Updated

OAK HARBOR, Ohio -- A man who recently told a relative he was having marital problems called 911 and informed a dispatcher that he had fatally shot his wife and three young children and was getting ready to kill himself, too, authorities and his grandmother said Saturday.

The 911 call came in just after midnight, the Ottawa County Sheriff's Department said, and deputies arrived within minutes at the white-sided, two-story farmhouse in Oak Harbor, about 25 miles southeast of Toledo. They didn't enter the home until two hours later, after they'd tried to contact the people inside by phone and through a loudspeaker.

In an upstairs bedroom, they found Alan Atwater, 31; his wife, Dawn, 30; and their three children -- 4-year-old Ashley, 2-year-old Isaac and 1-year-old Brady. The parents and two older children were on the floor, while the youngest was in a bed. All had gunshot wounds, authorities said.

"There has been a terrible accident at my house.
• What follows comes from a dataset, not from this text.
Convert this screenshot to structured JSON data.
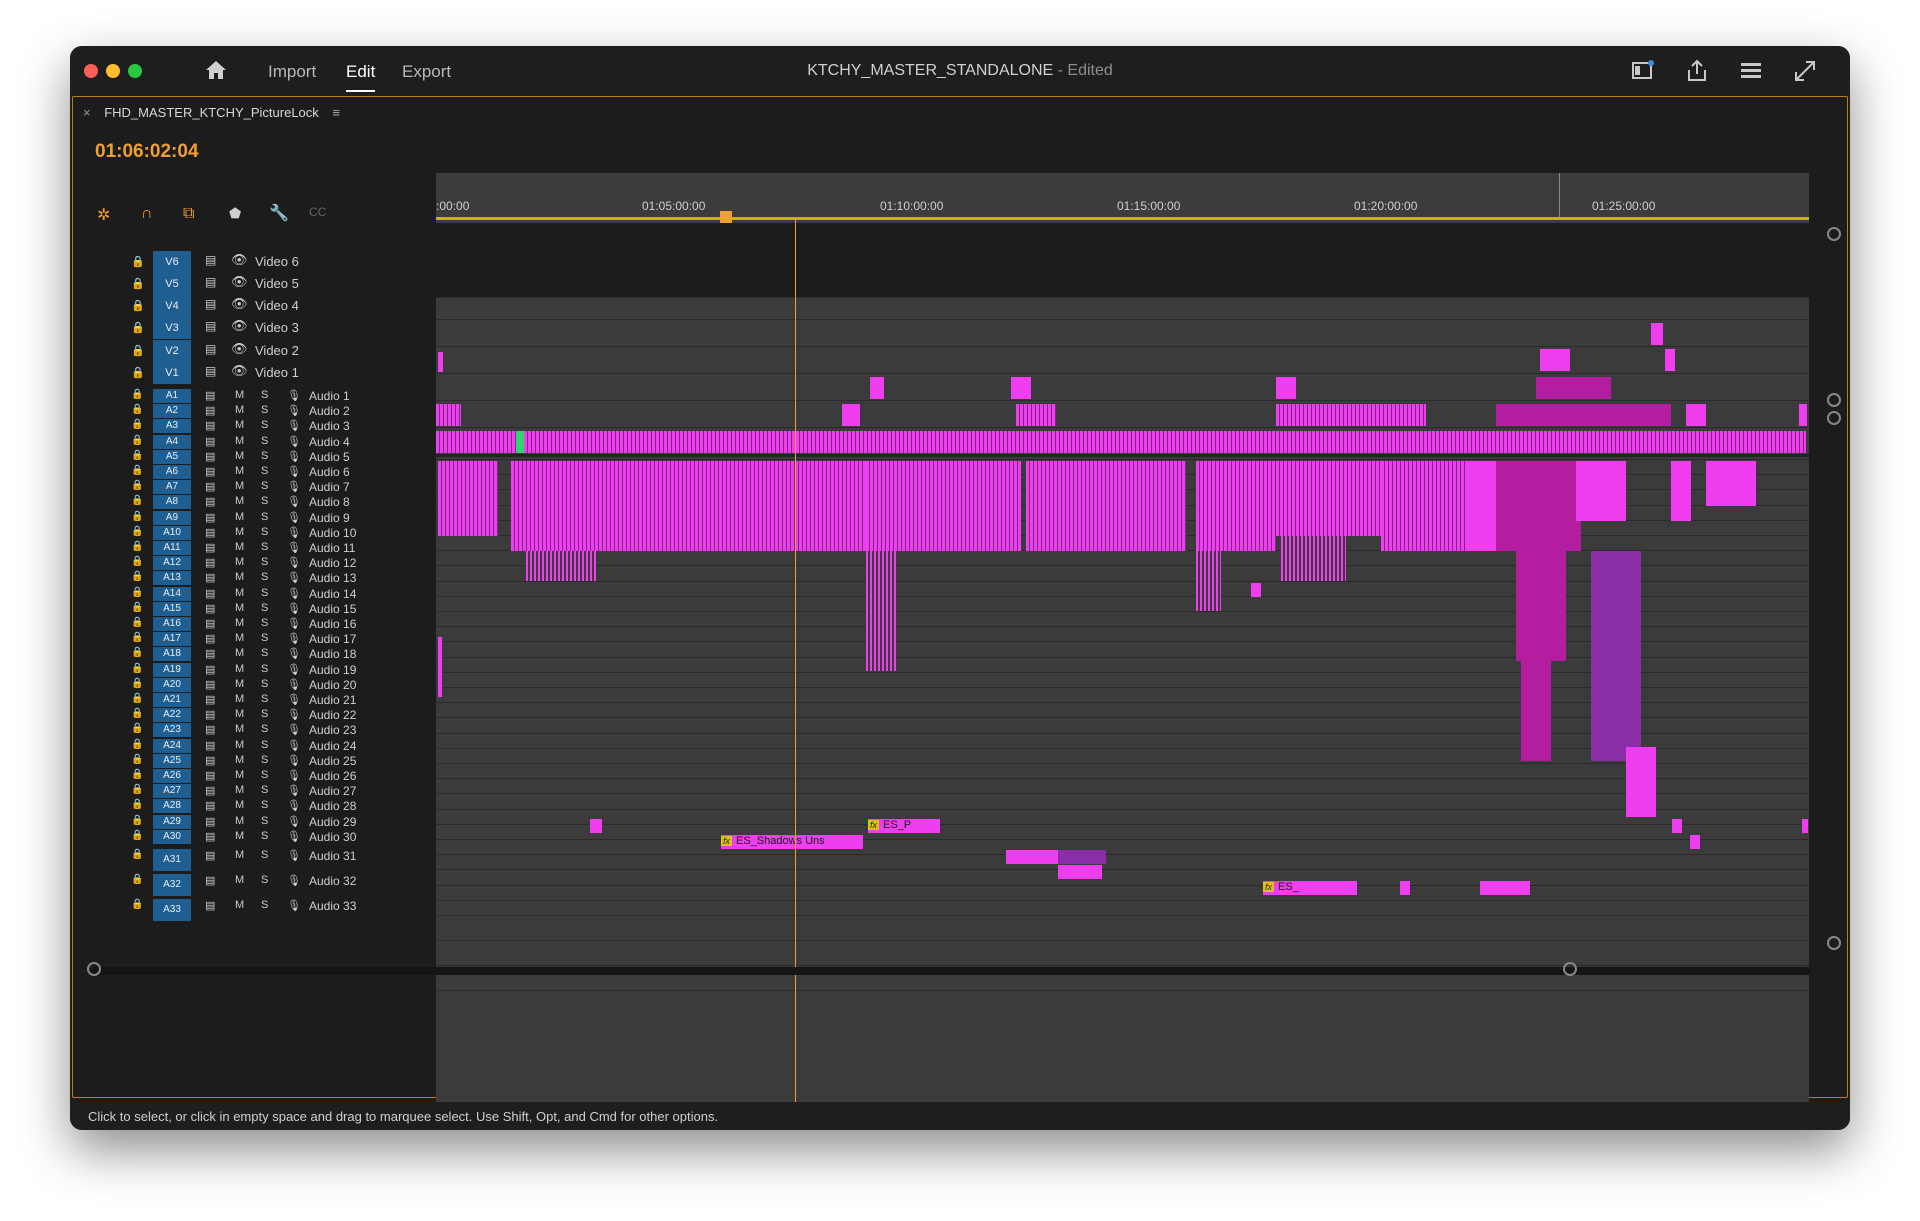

My wife and three children are dead," Alan Atwater said in the 911 call, according to the sheriff's office. He told the dispatcher he had shot them.

His grandmother, Joan Atwater, who lives next door, said she was up late, heard a report about a 911 call on a police scanner and recognized the address. She said she tried repeatedly to call the family and then went to the home in hopes they were alive.

"They were all gone," she said. Atwater also had a 12-year-old daughter from a previous relationship, but she was not home at the time, the grandmother said.

Alan Atwater recently told a relative the couple was having marital problems, she said.

The farmhouse, with a wooden swing set in the yard and two small utility barns, sits next to a field in an area where members of the close-knit Atwater family have lived and farmed for three generations. It's not far from the Davis-Besse nuclear plant, where Alan Atwater worked, his grandmother said.

She described him as a smiling, "happy-go-lucky kid" who helped her with computer problems and kept any troubles to himself.

"We'll never know what really brought this on," she said, clutching photos of her great-grandchildren. She said her grandson and his children had been with her husband Friday night.

The sheriff's department said Alan Atwater had no criminal record, and the office wasn't aware of any disputes between Atwater and his wife, a stay-at-home mother.

Authorities said there was no indication anyone else was involved or that the killings were planned, and they were not sure Saturday whether Atwater left any type of note.

Sheriff's Capt. Olen Martin said the deaths are a tragedy that has shocked and saddened the community.